Laughing and crying.

Pushing and pulling at our foolishness.

Wishing there was more and less to the act of being balanced.

I ask to be understood,

But fear the profundity of my own simplicity

And the possibility that superficiality runs too deep in me.

And I might get lost inside the barren prairies

of my lack of interest.

And others may be dismayed to find

my city streets

to be lined with sod houses and

simple characters from a place where they just couldn't make ends meet

because of their own Personal Impoverishment.

Sometimes I can see how I was.

Never cut out to be

Cut out.

And that the paper dolls around me are all holding hands.

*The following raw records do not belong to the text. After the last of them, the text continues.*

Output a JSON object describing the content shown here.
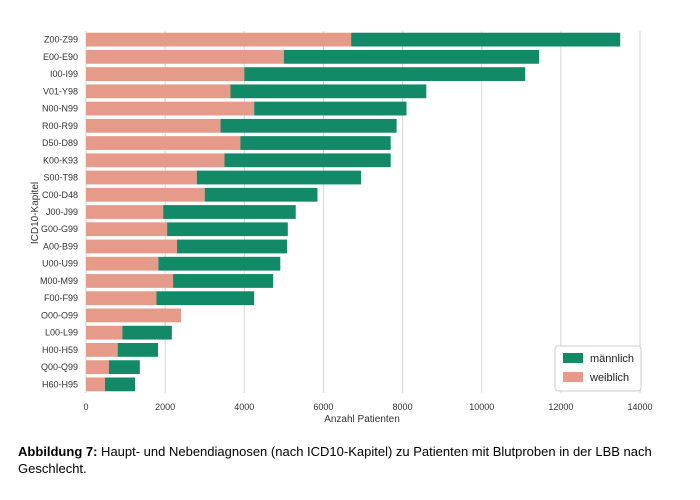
{
  "chart_data": {
    "type": "bar",
    "orientation": "horizontal",
    "stacked": true,
    "xlabel": "Anzahl Patienten",
    "ylabel": "ICD10-Kapitel",
    "xlim": [
      0,
      14000
    ],
    "xticks": [
      0,
      2000,
      4000,
      6000,
      8000,
      10000,
      12000,
      14000
    ],
    "grid": "vertical",
    "legend_position": "bottom-right",
    "categories": [
      "Z00-Z99",
      "E00-E90",
      "I00-I99",
      "V01-Y98",
      "N00-N99",
      "R00-R99",
      "D50-D89",
      "K00-K93",
      "S00-T98",
      "C00-D48",
      "J00-J99",
      "G00-G99",
      "A00-B99",
      "U00-U99",
      "M00-M99",
      "F00-F99",
      "O00-O99",
      "L00-L99",
      "H00-H59",
      "Q00-Q99",
      "H60-H95"
    ],
    "series": [
      {
        "name": "weiblich",
        "color": "#e59a8a",
        "values": [
          6700,
          5000,
          4000,
          3650,
          4250,
          3400,
          3900,
          3500,
          2800,
          3000,
          1950,
          2050,
          2300,
          1830,
          2200,
          1780,
          2400,
          920,
          800,
          580,
          480
        ]
      },
      {
        "name": "männlich",
        "color": "#128a68",
        "values": [
          6800,
          6450,
          7100,
          4950,
          3850,
          4450,
          3800,
          4200,
          4150,
          2850,
          3350,
          3050,
          2780,
          3080,
          2530,
          2470,
          0,
          1250,
          1020,
          780,
          760
        ]
      }
    ],
    "legend": [
      {
        "name": "männlich",
        "color": "#128a68"
      },
      {
        "name": "weiblich",
        "color": "#e59a8a"
      }
    ]
  },
  "caption": {
    "label": "Abbildung 7:",
    "text": " Haupt- und Nebendiagnosen (nach ICD10-Kapitel) zu Patienten mit Blutproben in der LBB nach Geschlecht."
  }
}
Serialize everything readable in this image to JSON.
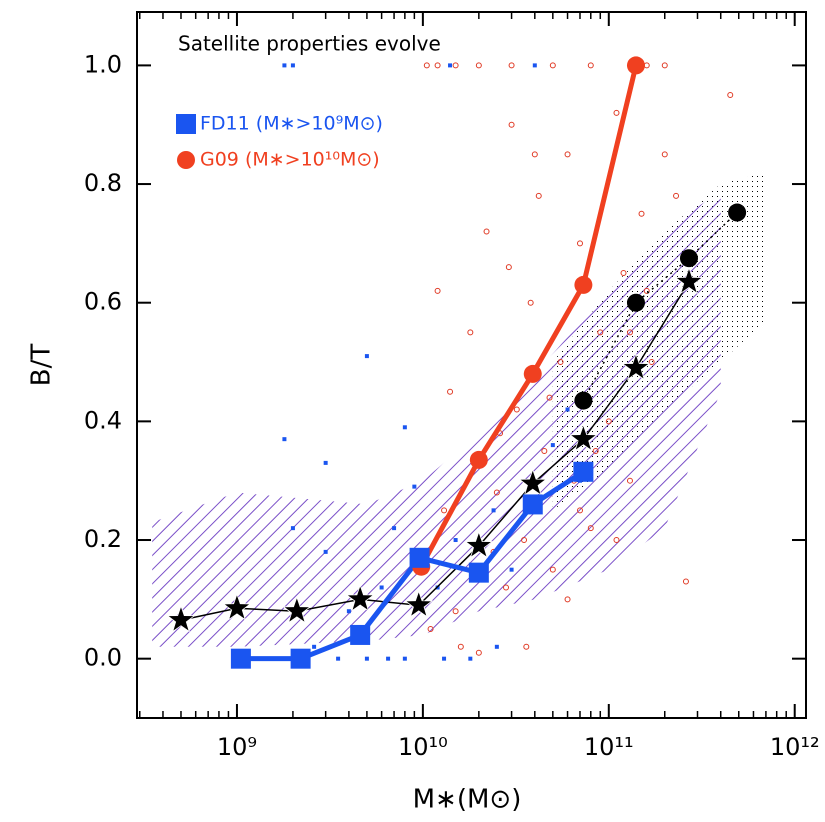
{
  "chart_data": {
    "type": "line",
    "annotation": "Satellite properties evolve",
    "xlabel": "M∗(M⊙)",
    "ylabel": "B/T",
    "xscale": "log",
    "xlim": [
      290000000,
      1150000000000
    ],
    "ylim": [
      -0.1,
      1.09
    ],
    "xticks": [
      {
        "value": 1000000000,
        "label": "10⁹"
      },
      {
        "value": 10000000000,
        "label": "10¹⁰"
      },
      {
        "value": 100000000000,
        "label": "10¹¹"
      },
      {
        "value": 1000000000000,
        "label": "10¹²"
      }
    ],
    "yticks": [
      {
        "value": 0,
        "label": "0.0"
      },
      {
        "value": 0.2,
        "label": "0.2"
      },
      {
        "value": 0.4,
        "label": "0.4"
      },
      {
        "value": 0.6,
        "label": "0.6"
      },
      {
        "value": 0.8,
        "label": "0.8"
      },
      {
        "value": 1,
        "label": "1.0"
      }
    ],
    "legend": "upper left",
    "bands": [
      {
        "color": "#7a4fc8",
        "pattern": "hatch",
        "x": [
          350000000,
          1000000000,
          5000000000,
          10000000000,
          20000000000,
          40000000000,
          100000000000,
          200000000000,
          400000000000
        ],
        "lower": [
          0.02,
          0.02,
          0.03,
          0.04,
          0.08,
          0.1,
          0.15,
          0.22,
          0.45
        ],
        "upper": [
          0.23,
          0.28,
          0.26,
          0.3,
          0.38,
          0.48,
          0.62,
          0.72,
          0.79
        ]
      },
      {
        "color": "#000000",
        "pattern": "dots",
        "x": [
          50000000000,
          100000000000,
          200000000000,
          400000000000,
          700000000000
        ],
        "lower": [
          0.25,
          0.32,
          0.42,
          0.5,
          0.57
        ],
        "upper": [
          0.5,
          0.62,
          0.72,
          0.8,
          0.82
        ]
      }
    ],
    "points": [
      {
        "color": "#e03a25",
        "marker": "open-circle",
        "x": [
          10500000000,
          12000000000,
          15000000000,
          20000000000,
          30000000000,
          50000000000,
          80000000000,
          160000000000,
          200000000000,
          12000000000,
          14000000000,
          13000000000,
          15000000000,
          18000000000,
          22000000000,
          25000000000,
          28000000000,
          30000000000,
          32000000000,
          35000000000,
          38000000000,
          42000000000,
          45000000000,
          50000000000,
          55000000000,
          60000000000,
          65000000000,
          70000000000,
          80000000000,
          90000000000,
          100000000000,
          110000000000,
          120000000000,
          130000000000,
          150000000000,
          170000000000,
          200000000000,
          230000000000,
          260000000000,
          450000000000,
          11000000000,
          16000000000,
          20000000000,
          24000000000,
          26000000000,
          29000000000,
          36000000000,
          40000000000,
          48000000000,
          60000000000,
          70000000000,
          85000000000,
          110000000000,
          130000000000,
          160000000000
        ],
        "values": [
          1.0,
          1.0,
          1.0,
          1.0,
          1.0,
          1.0,
          1.0,
          1.0,
          1.0,
          0.62,
          0.45,
          0.25,
          0.08,
          0.55,
          0.72,
          0.28,
          0.12,
          0.9,
          0.42,
          0.2,
          0.6,
          0.78,
          0.35,
          0.15,
          0.5,
          0.85,
          0.3,
          0.7,
          0.22,
          0.55,
          0.4,
          0.92,
          0.65,
          0.3,
          0.75,
          0.5,
          0.85,
          0.78,
          0.13,
          0.95,
          0.05,
          0.02,
          0.01,
          0.18,
          0.38,
          0.66,
          0.02,
          0.85,
          0.44,
          0.1,
          0.25,
          0.35,
          0.2,
          0.55,
          0.62
        ]
      },
      {
        "color": "#1a55f0",
        "marker": "small-square",
        "x": [
          1800000000,
          2000000000,
          1800000000,
          3000000000,
          5000000000,
          8000000000,
          2000000000,
          3000000000,
          7000000000,
          9000000000,
          6000000000,
          4000000000,
          1700000000,
          2600000000,
          3500000000,
          5000000000,
          6500000000,
          8000000000,
          13000000000,
          18000000000,
          25000000000,
          12000000000,
          15000000000,
          24000000000,
          30000000000,
          40000000000,
          50000000000,
          60000000000,
          70000000000,
          14000000000,
          40000000000,
          135000000000
        ],
        "values": [
          1.0,
          1.0,
          0.37,
          0.33,
          0.51,
          0.39,
          0.22,
          0.18,
          0.22,
          0.29,
          0.12,
          0.08,
          0.0,
          0.02,
          0.0,
          0.0,
          0.0,
          0.0,
          0.0,
          0.0,
          0.02,
          0.12,
          0.2,
          0.25,
          0.15,
          0.48,
          0.36,
          0.42,
          0.3,
          1.0,
          1.0,
          1.0
        ]
      }
    ],
    "series": [
      {
        "name": "FD11 (M∗>10⁹M⊙)",
        "color": "#1a55f0",
        "marker": "square",
        "linewidth": 5,
        "x": [
          1050000000,
          2200000000,
          4600000000,
          9600000000,
          20000000000,
          39000000000,
          73000000000
        ],
        "values": [
          0.0,
          0.0,
          0.04,
          0.17,
          0.145,
          0.26,
          0.315
        ]
      },
      {
        "name": "G09 (M∗>10¹⁰M⊙)",
        "color": "#f04020",
        "marker": "circle",
        "linewidth": 5,
        "x": [
          9800000000,
          20000000000,
          39000000000,
          73000000000,
          140000000000
        ],
        "values": [
          0.155,
          0.335,
          0.48,
          0.63,
          1.0
        ]
      },
      {
        "color": "#000000",
        "marker": "star",
        "linewidth": 1.5,
        "x": [
          500000000,
          1000000000,
          2100000000,
          4600000000,
          9500000000,
          20000000000,
          39000000000,
          73000000000,
          140000000000,
          270000000000
        ],
        "values": [
          0.065,
          0.085,
          0.08,
          0.1,
          0.09,
          0.19,
          0.295,
          0.37,
          0.49,
          0.635
        ]
      },
      {
        "color": "#000000",
        "marker": "circle",
        "linestyle": "dotted",
        "linewidth": 1.5,
        "x": [
          73000000000,
          140000000000,
          270000000000,
          490000000000
        ],
        "values": [
          0.435,
          0.6,
          0.675,
          0.752
        ]
      }
    ]
  }
}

Outlined but never completely severed from

The whole piece.

I am not a doll.

Nor am I a finished product

Worthy of pinning on the wall

Or discussing over steaks and wine

In fine garments and too much perfume.

I have not defined the outer limits

And done the surgery to make myself into

Something more and less than

What is neither cut nor carved.

And as I look upon the rough nature of my estate,

I realize that I am looking and no longer only being the rough estate.

With tools in hand, I can make myself

And others be

What I want them to be.

Vascillating between

States of ecstasy and inspiration and

States of fear and disillusionment

Still wondering about Love and altering the media that I have been given.

Can it be more beautiful if I put my hand to it?

Was I given the tools for the purposes of creation or for the purposes of temptation?

Will I, through my own power, destroy the opportunity

To read into the imperfections and know the One who made the medium

if I put my hand to it?

And cut and carve, or paint and knit

What was once pure and unadulterated.